Idealism — with a streak of pride — soon gave way to skepticism, especially when other intellectuals were threatened. But the regime found Ms. Wolf, the dissident loyalist, useful, and Ms. Wolf, writing as late as 1984, called her decision to stay a "duty." She reproduces a fan letter: "I beg you to show me if and how there is still hope here, especially for my children."

After the wall falls, Ms. Wolf's disappointment and confusion testify to the persistence, through 30 of these entries, of an East German identity. Her feelings go far beyond ostalgie, the nostalgia for monumentalist apartment blocks and asbestos-racked people's palaces. After Ms. Wolf's purchase of some retrograde trashcans, she continues to a discount store, where an out-of-towner notices Ms. Wolf at the packing counter. "Honecker even gave her a luxurious house," the man announces. Ms. Wolf rudely pushes her way out of the store, and drives home singing giddily, not yet ready to phrase her regret for the socialist state.
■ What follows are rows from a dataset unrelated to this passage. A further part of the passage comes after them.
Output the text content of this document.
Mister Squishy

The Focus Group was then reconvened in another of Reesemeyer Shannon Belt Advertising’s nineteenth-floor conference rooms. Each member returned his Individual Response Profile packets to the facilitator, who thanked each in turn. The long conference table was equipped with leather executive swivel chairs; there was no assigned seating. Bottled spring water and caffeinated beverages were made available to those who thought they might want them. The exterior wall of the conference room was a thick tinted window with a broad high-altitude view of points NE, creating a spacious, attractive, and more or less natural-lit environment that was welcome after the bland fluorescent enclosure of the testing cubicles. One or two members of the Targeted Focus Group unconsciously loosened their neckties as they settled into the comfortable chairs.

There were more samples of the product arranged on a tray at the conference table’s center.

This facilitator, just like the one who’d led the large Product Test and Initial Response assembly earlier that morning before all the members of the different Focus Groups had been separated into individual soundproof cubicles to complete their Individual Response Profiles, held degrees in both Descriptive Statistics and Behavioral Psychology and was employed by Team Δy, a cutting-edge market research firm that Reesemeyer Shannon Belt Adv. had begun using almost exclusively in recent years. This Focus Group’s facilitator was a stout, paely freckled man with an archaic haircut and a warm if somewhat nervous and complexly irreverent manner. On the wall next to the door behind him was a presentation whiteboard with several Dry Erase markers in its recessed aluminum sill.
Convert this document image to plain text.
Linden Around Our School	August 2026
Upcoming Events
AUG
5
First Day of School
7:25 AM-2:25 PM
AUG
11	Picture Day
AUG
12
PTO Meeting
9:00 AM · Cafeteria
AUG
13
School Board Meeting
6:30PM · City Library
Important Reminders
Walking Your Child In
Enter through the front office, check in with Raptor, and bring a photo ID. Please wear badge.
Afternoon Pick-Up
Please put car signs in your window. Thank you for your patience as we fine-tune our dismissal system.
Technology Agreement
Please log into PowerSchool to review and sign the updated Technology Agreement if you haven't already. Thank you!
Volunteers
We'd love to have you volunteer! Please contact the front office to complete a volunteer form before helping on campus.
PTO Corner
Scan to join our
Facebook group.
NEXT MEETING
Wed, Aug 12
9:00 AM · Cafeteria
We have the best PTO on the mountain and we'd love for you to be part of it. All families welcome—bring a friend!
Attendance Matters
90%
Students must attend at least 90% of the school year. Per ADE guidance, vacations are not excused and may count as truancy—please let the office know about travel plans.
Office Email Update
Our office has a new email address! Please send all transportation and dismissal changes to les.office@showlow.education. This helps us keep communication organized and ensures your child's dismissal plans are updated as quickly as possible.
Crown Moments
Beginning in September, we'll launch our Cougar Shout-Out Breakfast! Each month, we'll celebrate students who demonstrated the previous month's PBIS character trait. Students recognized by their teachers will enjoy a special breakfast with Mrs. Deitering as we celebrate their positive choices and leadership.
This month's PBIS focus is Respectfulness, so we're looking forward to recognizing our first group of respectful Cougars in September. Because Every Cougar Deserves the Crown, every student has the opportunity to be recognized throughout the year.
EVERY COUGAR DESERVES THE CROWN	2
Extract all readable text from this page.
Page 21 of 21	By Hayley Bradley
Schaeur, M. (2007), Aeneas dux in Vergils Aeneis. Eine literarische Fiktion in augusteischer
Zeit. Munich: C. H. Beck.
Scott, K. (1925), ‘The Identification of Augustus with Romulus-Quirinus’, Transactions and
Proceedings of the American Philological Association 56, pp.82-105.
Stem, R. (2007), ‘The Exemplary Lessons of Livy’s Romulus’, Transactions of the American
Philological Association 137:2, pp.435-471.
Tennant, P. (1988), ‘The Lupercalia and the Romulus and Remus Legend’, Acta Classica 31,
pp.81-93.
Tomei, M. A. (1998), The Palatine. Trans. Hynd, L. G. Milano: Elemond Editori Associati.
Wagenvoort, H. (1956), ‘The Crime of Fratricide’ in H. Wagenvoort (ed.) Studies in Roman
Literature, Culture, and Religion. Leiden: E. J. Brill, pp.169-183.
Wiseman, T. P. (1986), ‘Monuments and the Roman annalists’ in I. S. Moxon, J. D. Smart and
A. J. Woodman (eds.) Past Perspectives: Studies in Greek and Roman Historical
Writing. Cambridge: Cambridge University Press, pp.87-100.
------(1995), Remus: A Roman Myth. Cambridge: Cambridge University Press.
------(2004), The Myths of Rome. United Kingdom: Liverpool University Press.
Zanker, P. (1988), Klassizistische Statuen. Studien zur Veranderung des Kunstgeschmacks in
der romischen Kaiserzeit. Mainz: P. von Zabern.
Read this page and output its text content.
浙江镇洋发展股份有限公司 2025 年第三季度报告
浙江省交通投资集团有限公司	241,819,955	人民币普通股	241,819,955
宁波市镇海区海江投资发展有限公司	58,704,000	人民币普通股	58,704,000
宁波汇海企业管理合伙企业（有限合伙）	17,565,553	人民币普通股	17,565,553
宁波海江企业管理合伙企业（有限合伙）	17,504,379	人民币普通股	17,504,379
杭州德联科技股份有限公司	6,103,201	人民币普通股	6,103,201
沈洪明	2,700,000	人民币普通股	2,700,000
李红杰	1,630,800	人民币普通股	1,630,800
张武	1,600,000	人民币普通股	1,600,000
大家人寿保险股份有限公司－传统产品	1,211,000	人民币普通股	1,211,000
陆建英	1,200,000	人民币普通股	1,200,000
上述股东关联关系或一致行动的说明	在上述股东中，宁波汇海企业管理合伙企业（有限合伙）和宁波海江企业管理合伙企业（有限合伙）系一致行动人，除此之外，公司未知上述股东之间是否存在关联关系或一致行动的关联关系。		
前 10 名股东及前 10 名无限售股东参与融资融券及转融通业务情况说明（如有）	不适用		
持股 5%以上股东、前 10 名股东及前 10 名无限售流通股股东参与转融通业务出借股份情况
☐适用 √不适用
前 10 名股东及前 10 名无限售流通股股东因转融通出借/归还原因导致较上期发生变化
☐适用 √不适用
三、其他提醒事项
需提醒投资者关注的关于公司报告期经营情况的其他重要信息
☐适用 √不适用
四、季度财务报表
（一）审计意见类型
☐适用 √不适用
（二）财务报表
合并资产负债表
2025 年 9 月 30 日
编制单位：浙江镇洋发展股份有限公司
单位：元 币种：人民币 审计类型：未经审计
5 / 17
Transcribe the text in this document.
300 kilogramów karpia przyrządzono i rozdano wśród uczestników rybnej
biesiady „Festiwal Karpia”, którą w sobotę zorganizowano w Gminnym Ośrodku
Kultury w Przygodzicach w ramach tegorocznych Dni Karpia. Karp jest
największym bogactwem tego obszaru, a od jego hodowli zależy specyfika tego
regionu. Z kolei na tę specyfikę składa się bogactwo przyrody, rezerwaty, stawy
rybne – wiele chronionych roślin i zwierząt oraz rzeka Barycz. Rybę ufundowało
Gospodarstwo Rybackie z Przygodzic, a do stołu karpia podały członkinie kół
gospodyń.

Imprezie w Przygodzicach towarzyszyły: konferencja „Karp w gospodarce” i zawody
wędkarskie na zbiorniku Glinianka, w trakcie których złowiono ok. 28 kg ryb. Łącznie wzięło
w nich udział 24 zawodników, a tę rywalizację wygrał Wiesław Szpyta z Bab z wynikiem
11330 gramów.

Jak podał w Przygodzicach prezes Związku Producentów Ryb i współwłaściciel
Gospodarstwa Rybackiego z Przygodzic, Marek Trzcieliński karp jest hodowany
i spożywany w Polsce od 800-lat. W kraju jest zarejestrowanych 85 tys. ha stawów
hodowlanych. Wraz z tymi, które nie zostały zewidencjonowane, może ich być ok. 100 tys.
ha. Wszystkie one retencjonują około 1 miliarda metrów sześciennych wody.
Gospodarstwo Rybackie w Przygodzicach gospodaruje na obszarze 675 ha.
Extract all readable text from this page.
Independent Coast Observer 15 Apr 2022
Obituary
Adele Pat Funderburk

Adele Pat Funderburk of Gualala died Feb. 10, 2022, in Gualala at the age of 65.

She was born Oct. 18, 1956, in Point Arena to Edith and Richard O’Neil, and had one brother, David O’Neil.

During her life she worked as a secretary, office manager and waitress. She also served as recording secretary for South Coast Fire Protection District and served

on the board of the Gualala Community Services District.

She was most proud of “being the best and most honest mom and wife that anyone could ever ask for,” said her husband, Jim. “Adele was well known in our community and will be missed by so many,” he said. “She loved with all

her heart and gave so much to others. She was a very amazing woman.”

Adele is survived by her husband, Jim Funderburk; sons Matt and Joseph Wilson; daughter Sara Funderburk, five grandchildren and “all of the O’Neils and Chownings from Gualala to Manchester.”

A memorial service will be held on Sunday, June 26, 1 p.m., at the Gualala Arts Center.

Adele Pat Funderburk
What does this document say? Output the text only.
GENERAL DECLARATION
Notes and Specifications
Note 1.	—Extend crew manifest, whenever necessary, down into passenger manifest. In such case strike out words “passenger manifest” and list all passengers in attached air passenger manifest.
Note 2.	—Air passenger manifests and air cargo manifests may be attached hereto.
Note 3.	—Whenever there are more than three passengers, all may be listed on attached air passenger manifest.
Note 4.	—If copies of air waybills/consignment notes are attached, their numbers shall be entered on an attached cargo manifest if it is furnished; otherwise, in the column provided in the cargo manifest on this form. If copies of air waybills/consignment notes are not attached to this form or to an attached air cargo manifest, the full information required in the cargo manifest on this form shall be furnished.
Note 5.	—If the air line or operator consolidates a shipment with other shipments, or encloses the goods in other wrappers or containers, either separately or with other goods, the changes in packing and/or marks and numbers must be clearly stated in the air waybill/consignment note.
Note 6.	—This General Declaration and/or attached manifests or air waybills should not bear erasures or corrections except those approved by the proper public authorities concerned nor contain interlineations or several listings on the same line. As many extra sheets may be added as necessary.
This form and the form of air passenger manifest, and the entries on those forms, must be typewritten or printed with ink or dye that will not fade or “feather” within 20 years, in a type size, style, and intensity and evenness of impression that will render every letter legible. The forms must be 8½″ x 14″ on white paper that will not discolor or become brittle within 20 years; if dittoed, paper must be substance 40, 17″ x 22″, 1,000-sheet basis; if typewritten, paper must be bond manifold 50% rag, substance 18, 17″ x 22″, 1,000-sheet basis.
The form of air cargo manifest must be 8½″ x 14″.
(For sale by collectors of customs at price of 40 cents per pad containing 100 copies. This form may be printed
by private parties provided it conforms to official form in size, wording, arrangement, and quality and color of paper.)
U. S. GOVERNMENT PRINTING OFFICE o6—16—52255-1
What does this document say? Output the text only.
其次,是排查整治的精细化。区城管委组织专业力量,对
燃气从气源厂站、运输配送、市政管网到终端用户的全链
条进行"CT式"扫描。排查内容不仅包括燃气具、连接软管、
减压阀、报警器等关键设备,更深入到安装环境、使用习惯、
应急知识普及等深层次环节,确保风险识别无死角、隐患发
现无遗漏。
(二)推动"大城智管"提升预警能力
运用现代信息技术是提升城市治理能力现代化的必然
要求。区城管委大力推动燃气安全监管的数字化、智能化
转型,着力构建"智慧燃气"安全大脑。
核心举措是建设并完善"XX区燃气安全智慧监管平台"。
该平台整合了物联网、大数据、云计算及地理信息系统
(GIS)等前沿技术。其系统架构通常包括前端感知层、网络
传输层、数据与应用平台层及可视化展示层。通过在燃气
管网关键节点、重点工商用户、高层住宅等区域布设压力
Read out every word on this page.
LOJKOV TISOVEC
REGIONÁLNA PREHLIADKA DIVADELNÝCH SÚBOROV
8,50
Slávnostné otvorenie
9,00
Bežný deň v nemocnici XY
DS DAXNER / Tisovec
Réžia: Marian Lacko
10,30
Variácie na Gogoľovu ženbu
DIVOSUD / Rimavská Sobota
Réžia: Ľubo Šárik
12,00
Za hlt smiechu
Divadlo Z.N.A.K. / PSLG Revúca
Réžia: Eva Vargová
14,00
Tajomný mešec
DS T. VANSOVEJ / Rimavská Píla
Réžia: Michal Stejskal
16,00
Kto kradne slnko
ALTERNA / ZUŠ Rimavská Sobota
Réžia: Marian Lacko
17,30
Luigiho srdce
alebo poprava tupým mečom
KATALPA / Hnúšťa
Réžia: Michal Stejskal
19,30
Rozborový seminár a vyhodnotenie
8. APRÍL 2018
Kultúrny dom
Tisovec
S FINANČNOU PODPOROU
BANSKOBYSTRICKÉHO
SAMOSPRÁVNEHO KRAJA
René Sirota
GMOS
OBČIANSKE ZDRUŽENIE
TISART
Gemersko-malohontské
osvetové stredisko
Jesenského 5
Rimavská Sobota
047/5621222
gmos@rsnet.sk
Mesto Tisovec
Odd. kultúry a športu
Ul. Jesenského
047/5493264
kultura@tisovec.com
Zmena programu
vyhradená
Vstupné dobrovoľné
Cancer, which Ms. Wolf battled throughout the 1990s, becomes a metaphor for Ms. Wolf's conscience. She survives with the help of Goethe's poems. Cancer also afflicts Günter Grass, whose career in the West mirrored her own, down to its criticism of reunification and, last summer, Grass's admission that he too was once complicit in the world he criticizes — in his case, he disclosed that he had served in the Waffen SS. The two become friends after reunification.

The years after reunification anchor this volume. Not only do all the previous years await the irony of 1989, but after that year the movement of the whole life, as an arc, hits the reader. Ms. Wolf maintains a kind of happiness, but even the most critical reader cannot help but experience her unique and certainly abstract loss. This is the story of a life whose explicit meaning was always tenuous, and finally lost. In the 1998 entry, right before the election that brought Gerhard Schröder to power, Ms. Wolf makes a chilling, offhand note: She and her husband, and implicitly anyone else who once cared for politics, "have all become tacticians."